この時期ではほとんどの器官ができあがっているものの、口蓋の閉鎖、性器の形成などが行われているので、影響がある薬の使用は控える必要がある

妊娠16週~出産まで

催奇形性の問題はない

催奇形性の問題はないものの、薬剤の影響によって発育の遅延、出生時の呼吸困難、心臓の動脈管の収縮などの機能障害を引き起こすことがある

【参考文献:セルフドクター】

 

  • 授乳中

母親が服用した薬の成分の一部は、母乳中に移行します。この母乳をのむことで乳児が薬の影響を受ける場合もあり、生後1か月以内の新生児は、薬の成分に敏感です。

 

○授乳中なのに風邪をひいてしまったときは?

葛根湯、桂枝湯、麻黄湯、小青竜湯、柴胡桂枝湯など

 

○妊娠中の便秘には?

妊娠中は便秘しやすい傾向にあります。漢方といえど、妊娠6~11週には服用を控えるほうがよい。

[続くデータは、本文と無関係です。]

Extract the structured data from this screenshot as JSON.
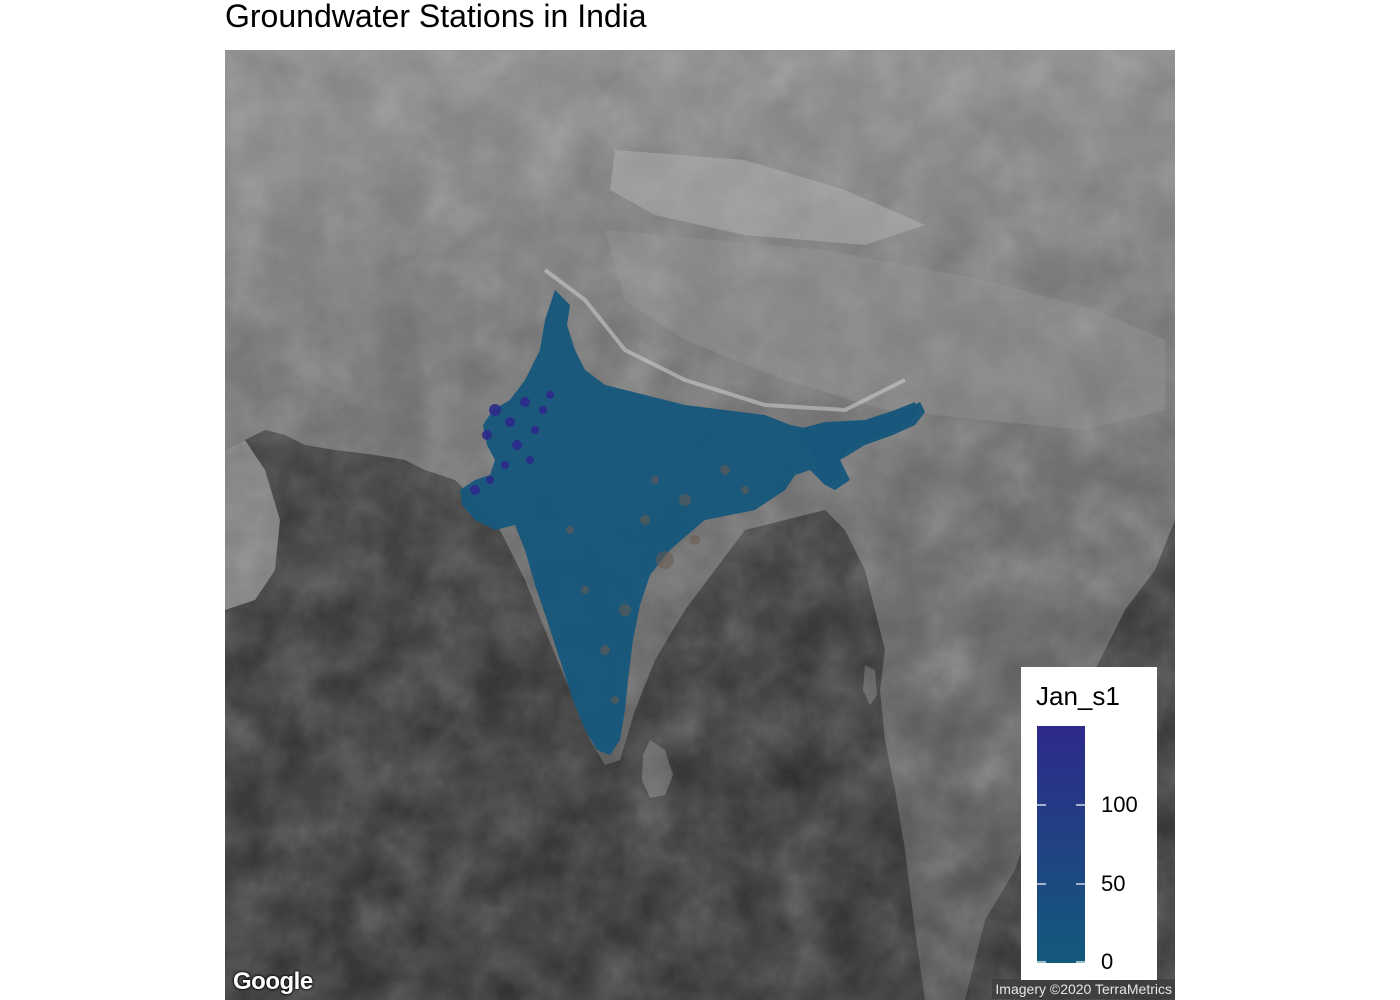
{
  "map": {
    "title": "Groundwater Stations in India",
    "basemap_logo": "Google",
    "attribution": "Imagery ©2020 TerraMetrics",
    "point_color": "#1d5a8a",
    "high_value_color": "#2c2c8c"
  },
  "legend": {
    "title": "Jan_s1",
    "ticks": [
      {
        "value": 0,
        "label": "0"
      },
      {
        "value": 50,
        "label": "50"
      },
      {
        "value": 100,
        "label": "100"
      }
    ],
    "range": [
      0,
      150
    ],
    "color_low": "#135a7c",
    "color_high": "#2d2a8a"
  }
}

桂枝加芍薬湯や小建中湯などが代表で、妊娠中の便秘には「ダイオウ」などの下剤を含まない処方を使うことが多いです。

器官形成期以降の便秘には、潤腸湯麻子仁丸などが(慎重に)用いられます。

温野菜や乳酸菌の摂取など腸内環境を良くしておくことは、便秘に限らず生まれてくる赤ちゃんのためにも大切です。

便通を促すために多量のオリゴ糖を飲まれている方がおられますが、ビフィズス菌が植物食の配糖体の糖を食べ残す原因となるので、オリゴ糖は適量お召し上がりください。